I don't want to have to admit this. In fact I've spent a lot of time questioning the wisdom of owning up to something quite so disgusting, especially to an audience that is, I hope, very much concerned for the welfare of the planet. However, I need to get it off my chest. So here it is: I killed insects and other invertebrates as a small boy. My mother did her best to curb such habits. "That's cruel!" she shouted one day, seeing me stamp on a slug. I can only imagine her despair a minute later when I gleefully displayed a hideous gloop on the soles of my shoes and proudly proclaimed that I'd just squashed three of Cruel's brothers.

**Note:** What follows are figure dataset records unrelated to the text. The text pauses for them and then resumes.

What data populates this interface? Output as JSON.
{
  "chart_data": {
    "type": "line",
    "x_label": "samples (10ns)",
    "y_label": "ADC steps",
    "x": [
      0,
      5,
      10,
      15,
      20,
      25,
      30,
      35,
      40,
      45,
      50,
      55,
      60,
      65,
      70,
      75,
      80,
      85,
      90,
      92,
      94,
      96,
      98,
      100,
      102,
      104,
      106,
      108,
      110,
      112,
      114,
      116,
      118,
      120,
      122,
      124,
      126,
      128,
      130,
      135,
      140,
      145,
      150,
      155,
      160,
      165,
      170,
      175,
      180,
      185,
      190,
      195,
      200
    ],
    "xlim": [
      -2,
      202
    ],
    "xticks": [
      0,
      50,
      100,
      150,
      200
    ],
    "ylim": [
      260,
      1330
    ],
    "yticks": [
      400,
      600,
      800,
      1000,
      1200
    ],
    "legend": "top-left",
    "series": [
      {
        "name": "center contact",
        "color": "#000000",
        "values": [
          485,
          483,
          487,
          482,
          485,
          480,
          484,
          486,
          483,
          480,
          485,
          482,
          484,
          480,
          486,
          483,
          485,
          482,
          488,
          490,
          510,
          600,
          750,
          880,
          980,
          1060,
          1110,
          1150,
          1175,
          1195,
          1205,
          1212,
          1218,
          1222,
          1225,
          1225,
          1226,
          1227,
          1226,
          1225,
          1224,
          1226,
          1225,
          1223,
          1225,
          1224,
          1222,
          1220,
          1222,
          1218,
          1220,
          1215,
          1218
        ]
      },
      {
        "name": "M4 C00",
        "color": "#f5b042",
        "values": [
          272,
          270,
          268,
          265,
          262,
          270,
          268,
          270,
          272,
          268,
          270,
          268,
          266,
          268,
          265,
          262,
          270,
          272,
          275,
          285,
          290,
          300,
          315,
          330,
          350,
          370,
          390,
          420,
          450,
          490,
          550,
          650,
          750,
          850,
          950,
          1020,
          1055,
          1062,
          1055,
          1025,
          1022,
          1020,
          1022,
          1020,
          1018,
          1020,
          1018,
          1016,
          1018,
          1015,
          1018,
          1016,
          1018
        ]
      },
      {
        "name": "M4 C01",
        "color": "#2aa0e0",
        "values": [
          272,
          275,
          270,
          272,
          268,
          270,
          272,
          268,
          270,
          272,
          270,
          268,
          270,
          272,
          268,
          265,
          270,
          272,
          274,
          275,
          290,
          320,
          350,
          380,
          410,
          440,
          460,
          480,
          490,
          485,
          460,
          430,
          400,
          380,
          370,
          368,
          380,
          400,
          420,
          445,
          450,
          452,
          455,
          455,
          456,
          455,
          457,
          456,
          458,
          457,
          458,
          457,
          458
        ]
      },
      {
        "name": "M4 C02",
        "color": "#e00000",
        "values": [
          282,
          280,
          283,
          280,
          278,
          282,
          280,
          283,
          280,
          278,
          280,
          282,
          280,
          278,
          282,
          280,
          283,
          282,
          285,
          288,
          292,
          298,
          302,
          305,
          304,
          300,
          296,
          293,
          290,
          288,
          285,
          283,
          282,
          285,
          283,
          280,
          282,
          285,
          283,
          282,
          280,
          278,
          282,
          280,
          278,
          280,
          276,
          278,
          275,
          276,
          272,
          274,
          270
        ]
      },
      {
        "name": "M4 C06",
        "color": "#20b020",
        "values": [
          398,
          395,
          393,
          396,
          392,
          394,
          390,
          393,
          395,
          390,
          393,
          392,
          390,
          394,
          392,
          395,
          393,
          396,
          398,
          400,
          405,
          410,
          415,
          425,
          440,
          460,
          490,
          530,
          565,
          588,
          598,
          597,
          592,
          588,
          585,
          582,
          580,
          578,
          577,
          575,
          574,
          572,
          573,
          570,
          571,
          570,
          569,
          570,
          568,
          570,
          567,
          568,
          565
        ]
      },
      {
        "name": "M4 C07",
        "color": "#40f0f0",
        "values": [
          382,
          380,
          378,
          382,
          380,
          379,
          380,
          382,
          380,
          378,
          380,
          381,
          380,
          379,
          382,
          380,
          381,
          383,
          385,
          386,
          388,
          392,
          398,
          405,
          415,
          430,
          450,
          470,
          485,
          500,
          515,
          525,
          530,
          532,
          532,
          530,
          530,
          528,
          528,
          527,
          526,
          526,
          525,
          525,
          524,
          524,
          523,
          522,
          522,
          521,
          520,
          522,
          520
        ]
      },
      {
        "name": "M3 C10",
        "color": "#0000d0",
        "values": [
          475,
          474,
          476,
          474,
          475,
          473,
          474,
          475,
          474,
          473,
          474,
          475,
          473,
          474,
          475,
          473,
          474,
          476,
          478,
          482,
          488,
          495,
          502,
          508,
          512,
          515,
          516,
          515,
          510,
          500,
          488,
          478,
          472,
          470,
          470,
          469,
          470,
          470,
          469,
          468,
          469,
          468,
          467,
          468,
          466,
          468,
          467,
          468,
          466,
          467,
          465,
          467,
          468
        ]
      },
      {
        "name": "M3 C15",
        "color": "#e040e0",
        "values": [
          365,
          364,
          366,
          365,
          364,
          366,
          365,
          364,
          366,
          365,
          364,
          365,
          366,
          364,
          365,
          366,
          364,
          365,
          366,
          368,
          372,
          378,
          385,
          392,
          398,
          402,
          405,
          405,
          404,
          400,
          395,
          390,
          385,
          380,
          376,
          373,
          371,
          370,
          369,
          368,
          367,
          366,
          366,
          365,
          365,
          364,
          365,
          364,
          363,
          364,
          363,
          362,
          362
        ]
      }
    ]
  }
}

Some of you will be disappointed to hear a confirmed animal lover and vegetarian admit to such a thing, but I bet there are just as many thinking: "What's the big deal? After all, boys will be boys." Yes but, in light of our concern for the environment, using that clich as an excuse for splicing worms and doing unspeakable things with a magnifying glass seems just a little too lenient and today, in our family at least, monstrous acts like these just wouldn't be tolerated.

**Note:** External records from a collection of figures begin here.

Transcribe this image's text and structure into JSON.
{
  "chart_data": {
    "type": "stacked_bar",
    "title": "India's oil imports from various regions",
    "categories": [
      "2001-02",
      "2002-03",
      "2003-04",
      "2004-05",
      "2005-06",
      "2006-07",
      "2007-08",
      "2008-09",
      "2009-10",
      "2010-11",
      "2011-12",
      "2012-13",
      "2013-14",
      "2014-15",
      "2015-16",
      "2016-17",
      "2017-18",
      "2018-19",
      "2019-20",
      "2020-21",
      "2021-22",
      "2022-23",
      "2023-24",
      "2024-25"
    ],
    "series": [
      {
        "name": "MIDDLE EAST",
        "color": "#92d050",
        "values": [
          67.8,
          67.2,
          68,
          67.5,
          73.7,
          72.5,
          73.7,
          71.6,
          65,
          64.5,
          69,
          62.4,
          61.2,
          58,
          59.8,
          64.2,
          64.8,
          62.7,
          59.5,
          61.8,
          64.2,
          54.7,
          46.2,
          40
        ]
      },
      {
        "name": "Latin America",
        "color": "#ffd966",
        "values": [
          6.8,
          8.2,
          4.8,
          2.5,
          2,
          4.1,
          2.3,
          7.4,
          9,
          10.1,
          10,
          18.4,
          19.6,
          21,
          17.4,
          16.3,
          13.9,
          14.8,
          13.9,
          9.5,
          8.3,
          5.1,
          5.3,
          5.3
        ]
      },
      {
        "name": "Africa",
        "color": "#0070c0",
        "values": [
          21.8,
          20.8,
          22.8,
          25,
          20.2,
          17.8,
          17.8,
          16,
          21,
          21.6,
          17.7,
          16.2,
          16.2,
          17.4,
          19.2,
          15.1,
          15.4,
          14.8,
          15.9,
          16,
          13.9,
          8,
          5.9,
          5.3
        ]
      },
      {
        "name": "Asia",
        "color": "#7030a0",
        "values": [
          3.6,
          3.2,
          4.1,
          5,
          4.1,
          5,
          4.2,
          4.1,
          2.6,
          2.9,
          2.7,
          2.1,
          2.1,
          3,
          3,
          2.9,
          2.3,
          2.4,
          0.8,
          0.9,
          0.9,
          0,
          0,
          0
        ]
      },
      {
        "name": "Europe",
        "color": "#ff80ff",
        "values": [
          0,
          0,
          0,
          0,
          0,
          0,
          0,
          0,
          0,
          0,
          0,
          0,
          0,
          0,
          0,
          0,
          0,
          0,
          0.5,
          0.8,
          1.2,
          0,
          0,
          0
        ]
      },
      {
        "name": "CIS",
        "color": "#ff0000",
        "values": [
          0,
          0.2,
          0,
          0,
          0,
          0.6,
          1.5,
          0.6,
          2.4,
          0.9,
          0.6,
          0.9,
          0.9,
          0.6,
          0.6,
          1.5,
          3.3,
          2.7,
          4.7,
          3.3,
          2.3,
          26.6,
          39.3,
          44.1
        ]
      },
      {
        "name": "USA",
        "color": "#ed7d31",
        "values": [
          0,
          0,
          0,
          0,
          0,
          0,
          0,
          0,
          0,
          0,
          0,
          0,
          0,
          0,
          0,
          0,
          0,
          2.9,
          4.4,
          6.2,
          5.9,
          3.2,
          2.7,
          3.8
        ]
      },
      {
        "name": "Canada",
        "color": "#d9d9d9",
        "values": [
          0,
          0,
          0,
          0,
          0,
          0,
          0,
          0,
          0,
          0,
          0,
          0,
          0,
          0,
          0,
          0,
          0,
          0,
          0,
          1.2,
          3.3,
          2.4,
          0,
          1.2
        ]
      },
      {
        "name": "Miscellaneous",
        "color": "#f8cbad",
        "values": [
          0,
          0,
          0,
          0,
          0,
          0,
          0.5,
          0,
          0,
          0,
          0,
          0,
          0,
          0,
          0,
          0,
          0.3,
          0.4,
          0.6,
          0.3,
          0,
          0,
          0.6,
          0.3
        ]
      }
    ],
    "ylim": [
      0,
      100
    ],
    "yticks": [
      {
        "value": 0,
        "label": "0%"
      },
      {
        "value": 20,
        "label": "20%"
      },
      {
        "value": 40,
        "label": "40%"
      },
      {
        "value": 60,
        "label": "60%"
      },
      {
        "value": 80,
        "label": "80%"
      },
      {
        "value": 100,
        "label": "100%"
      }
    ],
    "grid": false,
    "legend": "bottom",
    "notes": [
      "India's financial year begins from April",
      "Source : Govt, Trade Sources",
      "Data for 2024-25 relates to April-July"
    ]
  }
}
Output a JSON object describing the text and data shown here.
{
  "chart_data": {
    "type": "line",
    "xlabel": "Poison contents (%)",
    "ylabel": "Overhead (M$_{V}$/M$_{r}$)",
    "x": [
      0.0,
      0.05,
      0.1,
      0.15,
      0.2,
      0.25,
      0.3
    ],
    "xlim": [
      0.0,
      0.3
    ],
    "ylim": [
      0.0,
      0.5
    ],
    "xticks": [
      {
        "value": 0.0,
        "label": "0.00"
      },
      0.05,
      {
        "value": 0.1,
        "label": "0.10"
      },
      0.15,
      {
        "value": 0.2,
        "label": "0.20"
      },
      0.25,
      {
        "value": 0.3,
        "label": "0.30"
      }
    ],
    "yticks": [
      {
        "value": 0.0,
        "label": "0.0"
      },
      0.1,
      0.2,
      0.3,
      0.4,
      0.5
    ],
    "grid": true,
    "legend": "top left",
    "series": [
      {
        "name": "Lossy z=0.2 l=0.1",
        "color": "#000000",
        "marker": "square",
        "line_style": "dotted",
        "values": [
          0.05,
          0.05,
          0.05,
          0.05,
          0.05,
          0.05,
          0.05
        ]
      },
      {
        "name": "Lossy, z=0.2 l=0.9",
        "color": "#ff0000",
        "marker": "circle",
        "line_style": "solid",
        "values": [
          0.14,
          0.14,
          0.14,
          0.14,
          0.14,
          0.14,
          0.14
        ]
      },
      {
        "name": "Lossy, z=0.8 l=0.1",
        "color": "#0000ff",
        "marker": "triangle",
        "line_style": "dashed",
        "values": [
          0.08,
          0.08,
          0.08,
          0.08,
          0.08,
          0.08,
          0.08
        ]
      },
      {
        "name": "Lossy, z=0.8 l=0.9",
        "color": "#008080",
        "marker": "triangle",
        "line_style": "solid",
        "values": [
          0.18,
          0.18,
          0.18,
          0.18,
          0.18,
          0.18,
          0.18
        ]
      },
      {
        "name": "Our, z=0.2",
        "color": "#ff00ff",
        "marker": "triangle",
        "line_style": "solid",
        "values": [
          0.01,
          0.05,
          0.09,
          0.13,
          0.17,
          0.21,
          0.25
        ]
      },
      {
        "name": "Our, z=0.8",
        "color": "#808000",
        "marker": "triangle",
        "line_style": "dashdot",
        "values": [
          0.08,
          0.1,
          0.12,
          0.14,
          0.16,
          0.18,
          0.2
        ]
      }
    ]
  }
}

Fortunately, cruelty to creepy-crawlies may soon become a thing of the past as more and more schools create gardens and wildlife habitats, teaching kids a healthy respect for living things from an early age. I've seen the proof myself at the Clore Learning Centre at Wisley, where I helped develop a teaching garden. Recently I've had the opportunity to be involved in the Habitats for Wildlife Competition, sponsored by Thompson Habitats, which aims to help a Pupil Referral Unit (PRU) develop its own space. The competition was organised to encourage and reward schools for improving the environment for wildlife within their school grounds and for raising awareness among pupils of ecological and sustainability issues. It was inspired by a director of the company who feels that such children deserve the chance to work on something that is usually offered only to mainstream schools.
The prize (500) would help the winner implement their plans, but choosing the best entry was difficult. Staff from one of the PRU entrants, Sycamore Centre Garden, had already embarked on a project of their own, in 2006. They said they had been apprehensive about how their groups would take to the task, but were pleased to see the pupils enjoying the experience, the biggest problem being regularly losing the workforce as children were reintegrated into new schools.

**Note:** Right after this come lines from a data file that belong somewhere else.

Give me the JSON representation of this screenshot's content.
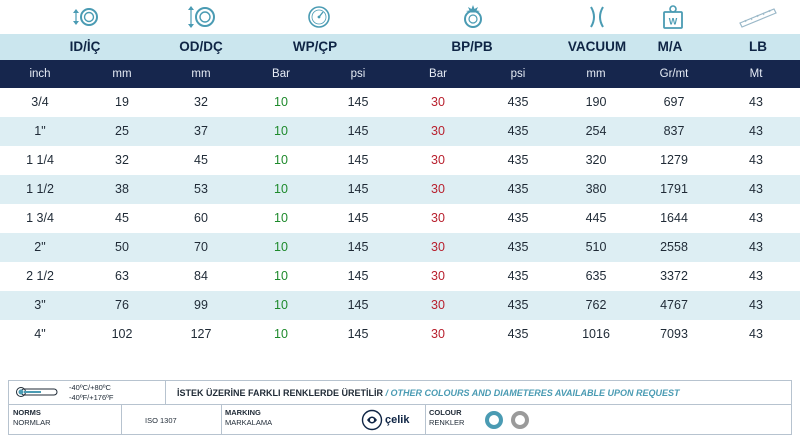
{
  "icons": [
    {
      "name": "id-diameter-icon",
      "color": "#4a9bb3"
    },
    {
      "name": "od-diameter-icon",
      "color": "#4a9bb3"
    },
    {
      "name": "pressure-gauge-icon",
      "color": "#4a9bb3"
    },
    {
      "name": "burst-pressure-icon",
      "color": "#4a9bb3"
    },
    {
      "name": "vacuum-icon",
      "color": "#4a9bb3"
    },
    {
      "name": "weight-icon",
      "color": "#4a9bb3"
    },
    {
      "name": "length-icon",
      "color": "#4a9bb3"
    }
  ],
  "group_headers": {
    "id": "ID/İÇ",
    "od": "OD/DÇ",
    "wp": "WP/ÇP",
    "bp": "BP/PB",
    "vacuum": "VACUUM",
    "weight": "M/A",
    "length": "LB"
  },
  "units": {
    "inch": "inch",
    "mm1": "mm",
    "mm2": "mm",
    "wp_bar": "Bar",
    "wp_psi": "psi",
    "bp_bar": "Bar",
    "bp_psi": "psi",
    "vac_mm": "mm",
    "weight": "Gr/mt",
    "length": "Mt"
  },
  "rows": [
    [
      "3/4",
      "19",
      "32",
      "10",
      "145",
      "30",
      "435",
      "190",
      "697",
      "43"
    ],
    [
      "1\"",
      "25",
      "37",
      "10",
      "145",
      "30",
      "435",
      "254",
      "837",
      "43"
    ],
    [
      "1 1/4",
      "32",
      "45",
      "10",
      "145",
      "30",
      "435",
      "320",
      "1279",
      "43"
    ],
    [
      "1 1/2",
      "38",
      "53",
      "10",
      "145",
      "30",
      "435",
      "380",
      "1791",
      "43"
    ],
    [
      "1 3/4",
      "45",
      "60",
      "10",
      "145",
      "30",
      "435",
      "445",
      "1644",
      "43"
    ],
    [
      "2\"",
      "50",
      "70",
      "10",
      "145",
      "30",
      "435",
      "510",
      "2558",
      "43"
    ],
    [
      "2 1/2",
      "63",
      "84",
      "10",
      "145",
      "30",
      "435",
      "635",
      "3372",
      "43"
    ],
    [
      "3\"",
      "76",
      "99",
      "10",
      "145",
      "30",
      "435",
      "762",
      "4767",
      "43"
    ],
    [
      "4\"",
      "102",
      "127",
      "10",
      "145",
      "30",
      "435",
      "1016",
      "7093",
      "43"
    ]
  ],
  "colors": {
    "header_light": "#cbe6ee",
    "header_dark": "#16264d",
    "wp_value": "#1e8a2c",
    "bp_value": "#b8202e",
    "accent": "#4a9bb3"
  },
  "footer": {
    "temp_c": "-40ºC/+80ºC",
    "temp_f": "-40ºF/+176ºF",
    "notice_tr": "İSTEK ÜZERİNE FARKLI RENKLERDE ÜRETİLİR",
    "notice_sep": " / ",
    "notice_en": "OTHER COLOURS AND DIAMETERES AVAILABLE UPON REQUEST",
    "norms_label": "NORMS",
    "norms_label_tr": "NORMLAR",
    "norms_value": "ISO 1307",
    "marking_label": "MARKING",
    "marking_label_tr": "MARKALAMA",
    "brand": "çelik",
    "colour_label": "COLOUR",
    "colour_label_tr": "RENKLER",
    "colour_swatches": [
      "#4a9bb3",
      "#9a9a9a"
    ]
  }
}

"After an initial desire to kill every worm, beetle or earwig was dispelled, the pupils were soon in awe of finding newts, toads and even watching the friendly robin who came to feed on the newly turned soil," explained science teacher Charlie Laing. "It soon dawned on me that the pupils had very limited experiences of gardens, of soil and the wildlife found in them." Helping to develop their own garden benefited the pupils as much as the local flora and fauna, giving them experience of design, horticulture and science plus teamwork.
At the Fordway Centre in Ashford, Middlesex, Mole Group wanted a better home for the frogs that frequent a shrub area. But the winning entry came from 12-year-old Ellie Foster at St Peter's Teaching Centre in Chertsey, who did valuable research at RHS Wisley before committing her design to paper. A pond, rough grass, hedging, piles of bark and stones will provide potential homes for a wide range of wildlife, while bird-feeders, and nectar-rich flowers such as roses and lavender will keep visitors well fed. Heartening stuff and, for me, all the more reason to continue relocating slugs on my own plot for, while others might find this laughable, it's the only way to atone for my boyhood abominations.